Four ingredients and fourty-five minutes are all you need to whip up a batch of these tasty Curried Carrot Fries!
How on earth did it take me so long to get on board with carrot fries?
Let me tell you how this recipe came into being:
This past summer was the first time I’ve ever had my own garden, and I went totally overboard. Most of the past few weeks have been spent finding creative ways to eat my way through pounds and pounds of tomatoes, beets, squash, and carrots.
We don’t need to talk about all of the failed crops that didn’t produce this year. Blessing in disguise, I say.
I dug up my carrots, the entire time wondering why on earth I planted so many. I like carrots just fine, but I usually use them in ways that don’t exactly show off their carrot-ness.

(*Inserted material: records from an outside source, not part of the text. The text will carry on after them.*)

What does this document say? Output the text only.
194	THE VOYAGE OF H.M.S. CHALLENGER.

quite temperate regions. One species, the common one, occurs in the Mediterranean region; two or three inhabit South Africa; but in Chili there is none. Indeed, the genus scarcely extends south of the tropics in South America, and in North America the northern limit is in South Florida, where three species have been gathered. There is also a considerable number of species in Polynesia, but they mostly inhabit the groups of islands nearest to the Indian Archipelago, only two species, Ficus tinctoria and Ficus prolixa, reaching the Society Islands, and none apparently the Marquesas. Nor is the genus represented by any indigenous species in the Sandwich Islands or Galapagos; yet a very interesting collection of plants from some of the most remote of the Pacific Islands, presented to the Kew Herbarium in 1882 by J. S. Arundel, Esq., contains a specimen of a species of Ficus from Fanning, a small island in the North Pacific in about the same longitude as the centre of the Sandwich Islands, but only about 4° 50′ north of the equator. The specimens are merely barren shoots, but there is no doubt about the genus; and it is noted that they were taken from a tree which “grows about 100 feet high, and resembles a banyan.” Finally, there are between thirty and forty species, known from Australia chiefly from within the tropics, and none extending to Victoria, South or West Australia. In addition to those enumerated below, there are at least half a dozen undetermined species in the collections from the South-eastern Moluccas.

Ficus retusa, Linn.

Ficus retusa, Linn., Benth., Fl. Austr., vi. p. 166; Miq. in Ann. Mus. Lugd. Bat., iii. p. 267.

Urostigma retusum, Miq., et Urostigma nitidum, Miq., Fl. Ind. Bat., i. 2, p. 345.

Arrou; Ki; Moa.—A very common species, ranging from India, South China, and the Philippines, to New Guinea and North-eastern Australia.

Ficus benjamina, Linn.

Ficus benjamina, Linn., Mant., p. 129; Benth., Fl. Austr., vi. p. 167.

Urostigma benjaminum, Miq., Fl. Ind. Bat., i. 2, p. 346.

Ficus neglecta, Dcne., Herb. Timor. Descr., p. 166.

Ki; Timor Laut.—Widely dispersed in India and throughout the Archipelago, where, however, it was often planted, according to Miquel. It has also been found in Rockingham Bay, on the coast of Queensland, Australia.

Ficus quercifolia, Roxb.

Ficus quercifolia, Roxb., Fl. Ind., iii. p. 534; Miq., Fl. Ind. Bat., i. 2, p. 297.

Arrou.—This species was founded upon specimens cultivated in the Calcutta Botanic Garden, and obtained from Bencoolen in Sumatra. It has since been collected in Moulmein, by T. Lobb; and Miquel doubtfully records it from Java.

I always have a few jars of Thai Sweet Potato and Carrot Soup in the freezer, and I use carrots in a variety of dishes like Atakilt Wat, Indian Sweet Potato Curry, Feta Carrot Fritters, and Mulligatawny Soup.
Sadly, none of these dishes really allow the carrots to be the star of the show. It’s tragic, I know.

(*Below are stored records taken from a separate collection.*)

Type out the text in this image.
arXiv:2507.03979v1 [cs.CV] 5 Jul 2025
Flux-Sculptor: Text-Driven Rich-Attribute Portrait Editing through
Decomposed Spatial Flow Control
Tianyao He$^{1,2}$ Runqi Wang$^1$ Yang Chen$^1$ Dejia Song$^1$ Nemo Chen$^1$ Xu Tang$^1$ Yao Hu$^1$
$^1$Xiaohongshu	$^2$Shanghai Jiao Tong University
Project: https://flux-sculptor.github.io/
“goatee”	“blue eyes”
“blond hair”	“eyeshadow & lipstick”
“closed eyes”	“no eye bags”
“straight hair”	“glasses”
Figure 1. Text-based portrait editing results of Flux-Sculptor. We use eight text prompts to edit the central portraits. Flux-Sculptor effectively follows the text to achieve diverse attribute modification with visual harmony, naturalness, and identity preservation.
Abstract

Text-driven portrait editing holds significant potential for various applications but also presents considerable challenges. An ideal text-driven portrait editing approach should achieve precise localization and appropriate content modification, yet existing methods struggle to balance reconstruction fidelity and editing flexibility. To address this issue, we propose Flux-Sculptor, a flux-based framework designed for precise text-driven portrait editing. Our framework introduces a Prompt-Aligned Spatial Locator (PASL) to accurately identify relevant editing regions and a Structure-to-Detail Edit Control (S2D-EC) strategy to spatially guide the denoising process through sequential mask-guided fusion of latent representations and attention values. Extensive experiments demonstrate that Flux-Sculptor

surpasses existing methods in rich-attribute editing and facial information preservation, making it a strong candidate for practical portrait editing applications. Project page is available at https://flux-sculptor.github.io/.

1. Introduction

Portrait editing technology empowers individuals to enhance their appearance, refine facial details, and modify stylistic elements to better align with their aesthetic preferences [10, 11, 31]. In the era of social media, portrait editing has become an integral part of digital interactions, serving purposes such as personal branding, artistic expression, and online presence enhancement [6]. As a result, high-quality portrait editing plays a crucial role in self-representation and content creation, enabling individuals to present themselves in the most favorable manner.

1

Besides being wonderfully good for you, carrots have a delightful flavor — a flavor which only gets better after being roasted in the oven.

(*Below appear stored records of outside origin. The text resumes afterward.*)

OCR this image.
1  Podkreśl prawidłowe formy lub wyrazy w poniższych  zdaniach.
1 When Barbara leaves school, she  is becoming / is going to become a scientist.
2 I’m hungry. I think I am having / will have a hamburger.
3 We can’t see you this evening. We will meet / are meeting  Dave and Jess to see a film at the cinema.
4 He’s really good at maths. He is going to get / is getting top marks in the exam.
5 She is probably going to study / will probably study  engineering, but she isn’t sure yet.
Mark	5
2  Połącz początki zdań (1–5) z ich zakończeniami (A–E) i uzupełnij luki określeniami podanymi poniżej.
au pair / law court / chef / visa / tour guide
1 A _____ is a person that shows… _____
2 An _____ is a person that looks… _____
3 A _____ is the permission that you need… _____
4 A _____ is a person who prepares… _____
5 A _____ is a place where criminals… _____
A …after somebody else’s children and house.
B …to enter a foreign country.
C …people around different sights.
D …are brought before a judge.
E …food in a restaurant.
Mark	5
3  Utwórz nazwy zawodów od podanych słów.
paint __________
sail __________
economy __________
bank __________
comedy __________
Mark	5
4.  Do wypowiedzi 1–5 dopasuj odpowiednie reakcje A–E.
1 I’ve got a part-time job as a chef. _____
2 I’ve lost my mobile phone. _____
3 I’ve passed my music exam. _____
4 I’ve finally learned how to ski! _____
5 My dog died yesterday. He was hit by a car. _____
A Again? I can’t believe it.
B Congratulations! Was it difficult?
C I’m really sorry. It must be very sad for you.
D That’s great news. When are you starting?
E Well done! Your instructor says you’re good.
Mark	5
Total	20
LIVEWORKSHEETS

Roasting carrots brings out their natural sweetness, which works perfectly in this recipe to temper the heat from the curry powder.
I quickly ate my way through all of the carrots in the garden, feeling rather smug about not only growing the carrots, but also eating them like a big kid.
About the time my love of curried carrot fries grew into near-addiction levels, Lipton Iced Tea reached out to me about sharing a recipe that would pair well with their Lemon flavored iced tea.
Hmmm… let me think.
Putting aside the fact that iced tea is awesome with just about everything, I especially love it with Indian-inspired meals. I’m a sucker for a little sweetness in my tea, especially when I’m eating something with a bit of heat.
I know! Let’s go with curried carrot fries.
Well, that was easy.
A quick reminder about working with curry powder: it contains turmeric. Turmeric is a wonderful spice, but it also stains just about everything it touches.
Make sure you toss the carrots in a bowl that won’t stain (like glass or high-quality plastic). Use a metal or dark plastic utensil rather than a clear spatula or wooden spoon to do the stirring.
If you’re using light-colored baking sheets like these that I use, then, I recommend lining them with foil before you get started.
Curried Carrot Fries Recipe
- 12 carrots - cut into fry-shaped strips
- 2 tablespoons extra virgin olive oil
- 1 tablespoon curry powder
- 1 1/2 teaspoons kosher salt
- Preheat the oven to 400 degrees Fahrenheit.
- Place the carrots, olive oil, curry powder, and salt in a large bowl; toss well to coat.
- Divide the seasoned carrots between two parchment-lined rimmed baking sheets. Give the pan a good shake to ensure the carrots are in a single layer; bake for 25-30 minutes, checking once halfway through to rotate the pans.
- Serve with Greek yogurt dusted with smoked paprika, if desired.